My blog focusses on diverse books, so quite obviously I’ve fallen in love with this blog meme. Check out #DiversityThursday on Twitter and other social media to stay up-to-date with diverse books.
For a detailed explanation about Diversity Spotlight Thursday, look up the host’s (Aimal) introductory blog post: Blog Meme Announcement: Diversity Spotlight Thursday.
- A diverse book that I’ve read and enjoyed
- A diverse book that has been released but I haven’t read yet
- A diverse book that hasn’t been released yet
A diverse book that I’ve read and enjoyed
Saree is an amazing book. I would consider it one of my top finds of the year (even though we haven’t even finished a quarter of the year yet).
How often have you read a book that is set in Sri Lanka or has characters that are from Sri Lanka? This is one of the few I have read – and some of my family members immigrated from Sri Lanka.
The book is, at the same time, a continuous story as it is a collection of short stories. Each of the six stories follows a different character. Some stories may not seem to be connected with the others at the beginning; some follow minor characters of previous stories. At the end, all of the threads are sewn together and one is able to see the how saree-making has brought together people of different ethnicities, religions, social classes and genders.
Due to the political situation the world is in today, I would say this is a suitable read. It’s a beautifully-written book about the consequences of the Sri Lankan Civil War.
For a more detailed review of Saree, here is my review.
This book is #ownvoices.
A diverse book that has been released but I haven’t read yet
Kindred is the first sci-fi novel written by an African American woman.
I’m intrigued by the blurb. Dana time-travels to the past and saves a white boy from drowning. She keep time-travelling and protecting the white boy, and realises that she is protecting an ancestor of hers.
I’m hoping that this book will deal with racism and slavery, as well as give us an interesting perspective as to how African Americans were treated in the US in the two different time periods.
Time-travelling isn’t one of my favourite themes, however I think it could work in this plot.
This book is #ownvoices.
A diverse book that hasn’t been released yet
I enjoyed Sami Shah’s book Fire Boy (my review), so when I found out that he had contributed to a short story anthology, I got very interested. Other than Sami Shah, the only other contributing author whose work I’ve read is Nnedi Okorafor. She wrote Zahra the Windseeker (my review).

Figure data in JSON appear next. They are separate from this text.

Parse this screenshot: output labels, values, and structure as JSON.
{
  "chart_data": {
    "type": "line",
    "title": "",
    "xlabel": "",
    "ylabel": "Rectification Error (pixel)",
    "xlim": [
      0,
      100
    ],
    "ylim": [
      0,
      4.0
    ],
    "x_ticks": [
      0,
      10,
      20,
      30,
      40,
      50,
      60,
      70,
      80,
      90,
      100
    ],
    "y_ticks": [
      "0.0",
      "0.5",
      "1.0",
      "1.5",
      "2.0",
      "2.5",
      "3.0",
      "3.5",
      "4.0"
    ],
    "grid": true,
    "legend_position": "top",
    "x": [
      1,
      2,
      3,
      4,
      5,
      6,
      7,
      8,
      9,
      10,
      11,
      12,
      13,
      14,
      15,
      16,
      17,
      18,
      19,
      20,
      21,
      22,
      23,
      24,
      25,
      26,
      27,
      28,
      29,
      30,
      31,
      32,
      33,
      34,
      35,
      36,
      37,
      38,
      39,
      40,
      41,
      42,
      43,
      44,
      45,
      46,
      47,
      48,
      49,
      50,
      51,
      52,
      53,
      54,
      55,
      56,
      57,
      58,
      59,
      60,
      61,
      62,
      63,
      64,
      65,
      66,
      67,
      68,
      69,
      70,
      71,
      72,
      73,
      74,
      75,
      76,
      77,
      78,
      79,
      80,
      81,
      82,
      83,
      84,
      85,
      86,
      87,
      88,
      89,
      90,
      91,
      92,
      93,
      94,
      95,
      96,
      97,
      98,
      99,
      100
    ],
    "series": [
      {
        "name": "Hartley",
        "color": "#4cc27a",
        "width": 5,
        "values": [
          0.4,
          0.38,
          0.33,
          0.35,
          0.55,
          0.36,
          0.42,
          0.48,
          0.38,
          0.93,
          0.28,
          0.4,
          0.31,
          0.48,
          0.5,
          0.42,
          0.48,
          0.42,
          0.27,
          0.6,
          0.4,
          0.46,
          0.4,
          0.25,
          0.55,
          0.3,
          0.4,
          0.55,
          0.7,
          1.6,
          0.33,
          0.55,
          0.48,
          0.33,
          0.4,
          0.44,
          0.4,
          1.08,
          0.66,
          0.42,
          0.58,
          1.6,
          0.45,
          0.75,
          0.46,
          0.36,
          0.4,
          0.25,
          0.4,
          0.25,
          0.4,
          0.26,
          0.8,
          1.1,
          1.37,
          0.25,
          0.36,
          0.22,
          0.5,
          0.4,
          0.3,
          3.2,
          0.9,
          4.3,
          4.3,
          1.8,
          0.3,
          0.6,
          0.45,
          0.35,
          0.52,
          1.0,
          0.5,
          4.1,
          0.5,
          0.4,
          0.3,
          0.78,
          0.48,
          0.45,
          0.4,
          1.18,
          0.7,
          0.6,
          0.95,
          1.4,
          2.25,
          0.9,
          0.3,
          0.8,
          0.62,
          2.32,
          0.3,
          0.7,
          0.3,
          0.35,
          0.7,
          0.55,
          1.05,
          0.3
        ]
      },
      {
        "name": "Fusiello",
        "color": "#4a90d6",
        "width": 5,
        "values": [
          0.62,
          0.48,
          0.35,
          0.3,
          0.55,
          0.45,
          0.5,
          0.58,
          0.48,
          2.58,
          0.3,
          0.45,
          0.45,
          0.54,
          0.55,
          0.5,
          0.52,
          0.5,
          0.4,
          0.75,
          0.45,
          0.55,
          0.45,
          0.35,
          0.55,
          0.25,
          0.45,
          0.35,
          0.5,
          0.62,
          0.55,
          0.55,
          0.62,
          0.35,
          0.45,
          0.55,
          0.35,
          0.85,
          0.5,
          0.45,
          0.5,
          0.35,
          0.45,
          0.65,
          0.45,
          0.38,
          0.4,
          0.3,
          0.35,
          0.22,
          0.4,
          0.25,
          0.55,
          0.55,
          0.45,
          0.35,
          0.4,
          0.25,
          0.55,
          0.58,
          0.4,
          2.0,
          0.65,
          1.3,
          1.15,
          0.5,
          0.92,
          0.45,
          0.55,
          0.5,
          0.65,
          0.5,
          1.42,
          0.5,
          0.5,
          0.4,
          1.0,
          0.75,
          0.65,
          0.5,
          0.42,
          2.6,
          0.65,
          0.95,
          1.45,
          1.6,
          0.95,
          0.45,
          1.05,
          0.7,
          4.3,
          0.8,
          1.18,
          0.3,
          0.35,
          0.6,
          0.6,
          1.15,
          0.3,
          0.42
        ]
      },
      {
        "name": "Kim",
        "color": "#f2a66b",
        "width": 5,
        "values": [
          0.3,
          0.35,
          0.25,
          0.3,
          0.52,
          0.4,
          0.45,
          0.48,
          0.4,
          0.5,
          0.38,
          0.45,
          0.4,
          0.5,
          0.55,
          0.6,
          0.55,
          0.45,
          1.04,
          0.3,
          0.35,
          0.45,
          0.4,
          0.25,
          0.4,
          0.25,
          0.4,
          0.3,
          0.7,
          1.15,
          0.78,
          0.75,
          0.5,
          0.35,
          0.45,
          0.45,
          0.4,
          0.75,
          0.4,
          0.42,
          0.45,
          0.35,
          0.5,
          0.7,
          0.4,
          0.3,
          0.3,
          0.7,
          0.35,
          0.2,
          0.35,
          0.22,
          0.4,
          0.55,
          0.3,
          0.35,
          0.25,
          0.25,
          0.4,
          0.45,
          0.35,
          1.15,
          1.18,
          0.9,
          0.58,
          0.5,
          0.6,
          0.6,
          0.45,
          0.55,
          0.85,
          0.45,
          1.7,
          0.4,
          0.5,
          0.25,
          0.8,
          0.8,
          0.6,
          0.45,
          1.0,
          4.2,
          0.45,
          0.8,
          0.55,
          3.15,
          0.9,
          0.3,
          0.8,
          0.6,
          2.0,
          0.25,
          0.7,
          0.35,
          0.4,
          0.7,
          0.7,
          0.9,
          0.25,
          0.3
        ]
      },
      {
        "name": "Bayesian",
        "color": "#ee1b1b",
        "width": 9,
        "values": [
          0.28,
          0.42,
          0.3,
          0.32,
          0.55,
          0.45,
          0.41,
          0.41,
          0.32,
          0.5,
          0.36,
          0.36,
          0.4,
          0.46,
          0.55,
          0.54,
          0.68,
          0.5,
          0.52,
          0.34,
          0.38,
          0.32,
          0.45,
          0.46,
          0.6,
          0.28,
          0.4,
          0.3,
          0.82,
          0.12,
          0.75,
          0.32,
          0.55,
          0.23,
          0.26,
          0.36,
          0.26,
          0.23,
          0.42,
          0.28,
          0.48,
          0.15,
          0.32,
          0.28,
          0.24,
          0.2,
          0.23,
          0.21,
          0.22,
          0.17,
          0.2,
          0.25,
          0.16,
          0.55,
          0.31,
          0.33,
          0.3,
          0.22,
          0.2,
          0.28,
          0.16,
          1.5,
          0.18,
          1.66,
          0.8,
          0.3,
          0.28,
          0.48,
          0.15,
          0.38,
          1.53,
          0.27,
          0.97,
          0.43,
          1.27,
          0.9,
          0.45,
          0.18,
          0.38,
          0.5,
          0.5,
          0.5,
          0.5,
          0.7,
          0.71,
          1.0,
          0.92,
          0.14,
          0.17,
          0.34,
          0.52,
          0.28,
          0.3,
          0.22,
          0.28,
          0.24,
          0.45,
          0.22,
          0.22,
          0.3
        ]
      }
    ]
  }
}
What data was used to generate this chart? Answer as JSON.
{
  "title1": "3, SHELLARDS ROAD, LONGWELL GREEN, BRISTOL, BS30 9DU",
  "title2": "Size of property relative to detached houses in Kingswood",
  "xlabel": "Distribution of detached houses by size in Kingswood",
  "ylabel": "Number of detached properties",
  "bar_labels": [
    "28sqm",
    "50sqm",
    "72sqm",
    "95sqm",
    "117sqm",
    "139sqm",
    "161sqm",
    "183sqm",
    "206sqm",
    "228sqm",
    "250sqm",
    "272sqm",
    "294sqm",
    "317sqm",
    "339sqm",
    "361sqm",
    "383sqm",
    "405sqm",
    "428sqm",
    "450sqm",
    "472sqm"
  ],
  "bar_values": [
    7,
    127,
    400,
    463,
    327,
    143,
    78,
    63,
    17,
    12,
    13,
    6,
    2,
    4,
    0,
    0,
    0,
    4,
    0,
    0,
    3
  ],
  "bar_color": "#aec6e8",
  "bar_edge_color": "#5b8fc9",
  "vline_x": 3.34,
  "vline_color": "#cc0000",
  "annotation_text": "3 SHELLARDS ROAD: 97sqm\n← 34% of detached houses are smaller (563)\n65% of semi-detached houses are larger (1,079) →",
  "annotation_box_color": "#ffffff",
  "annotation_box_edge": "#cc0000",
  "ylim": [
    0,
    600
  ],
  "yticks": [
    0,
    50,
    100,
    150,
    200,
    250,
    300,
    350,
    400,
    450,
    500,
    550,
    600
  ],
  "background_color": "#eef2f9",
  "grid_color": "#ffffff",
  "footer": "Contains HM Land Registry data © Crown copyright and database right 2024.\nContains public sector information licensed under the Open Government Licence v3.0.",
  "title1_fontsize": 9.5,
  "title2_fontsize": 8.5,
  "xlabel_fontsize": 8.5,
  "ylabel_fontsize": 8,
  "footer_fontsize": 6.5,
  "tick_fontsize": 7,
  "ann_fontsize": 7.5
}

The Djinn Falls in Love & Other Stories focusses on djinns. It is a diverse collection of short stories, written by various authors. The stories take place in different regions and are influenced by different religions.
I’m very taken by the title of the book and am looking forward to reading it.
To my knowledge some of the stories are #ownvoices.
Release date: March 14th 2017
Which books are you looking forward to reading? Do you have a diverse book recommendation?